Soon after the official announcements were made on Monday, Kerry issued a statement praising the picks -- appointments that he will preside over in confirmation hearings when he replaces Vice President-elect Joe Biden as chairman of the Senate Foreign Relations Committee.

"President-Elect Obama has chosen a terrific national security team to protect our security and help restore America's rightful place in the world," Kerry said in a press release.

"As the incoming Chairman of the Senate Foreign Relations Committee, I look forward to working with my distinguished colleague Sen. Richard Lugar to ensure a swift and fair confirmation process and working closely with the new Administration," he added.

Kerry said Clinton will "bring her years of experience and her remarkable intellect to the effort to restore our alliances and advance the President's agenda in the world."

But there is reason to suspect that Kerry might have preferred a high-profile position within the Obama administration.

"If the president calls me and asks me to talk to him about something, I'm going to talk to him," Kerry told reporters on election night. "Whatever I am going to do, I am going to keep faith in what I've been fighting for," he said.

In the days following Obama's victory, Kerry's name surfaced in Democratic circles as a potential front-runner for secretary of state -- though the senator later refuted rumors that he was actively pursuing the position.

Kerry spokeswoman Whitney Smith told FOXNews.com that his focus remains on the Senate seat he has held since 1985 -- and on his new role as chairman of the Foreign Relations Committee during a time of global crises.

"Senator Kerry will be a leading Senate voice as the incoming chairman of the Foreign Relations Committee and will continue to support Democratic campaigns and causes," she said.

Smith dismissed speculation that Kerry was actively lobbying for a position within the Cabinet, saying, "The only position Senator Kerry was campaigning for was the one he already has."

"He was humbled to be re-elected to the U.S. Senate by the people of Massachusetts, and that was the only role he was actively seeking," Smith said.

There is no evidence to suggest that Kerry was considered for secretary of state.

Obama invited Clinton to his Chicago home on Nov. 13 -- nine days after the Election -- to discuss the possibility of her serving in that role. No such meeting between Obama and Kerry ever took place, Democratic sources told FOX News.

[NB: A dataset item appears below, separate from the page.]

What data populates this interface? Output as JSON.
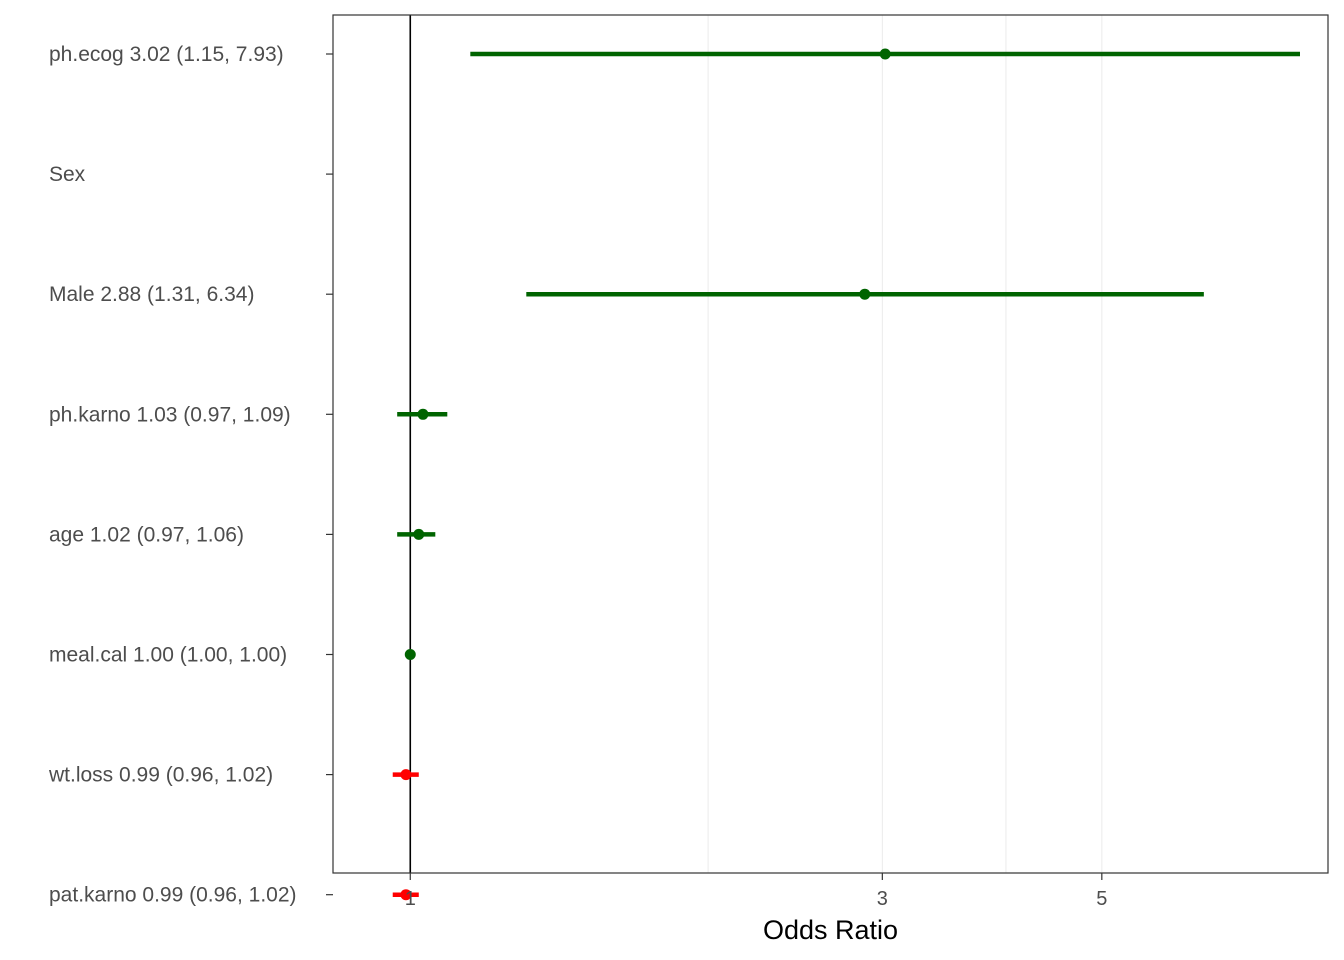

"John Kerry is not a voice of centrism in the party," said Georgetown University government professor Christopher Hull. "He leans more left than the people Obama has chosen so far."

Hull said the need for diversity within the cabinet also might have been reason to discount Kerry for a top post.

"He doesn't bring any of the diversity that this administration appears to be focused on," he said. "He's a white male. He's not female. He's not Hispanic. He's not African-American and there are advocacy groups on all sides pushing Obama to pick people from these groups, and you just can't ignore that," Hull said.

With a handful of cabinet positions remaining, including secretary of veterans affairs, Kerry could still be named for a domestic post -- though the Obama campaign has declined to comment on future announcements.

"He is a decorated war hero from Vietnam. He is a man of great standing. His bid for the nomination was propelled in part by support from veterans and he is certainly someone that one might consider for that post," Hull said.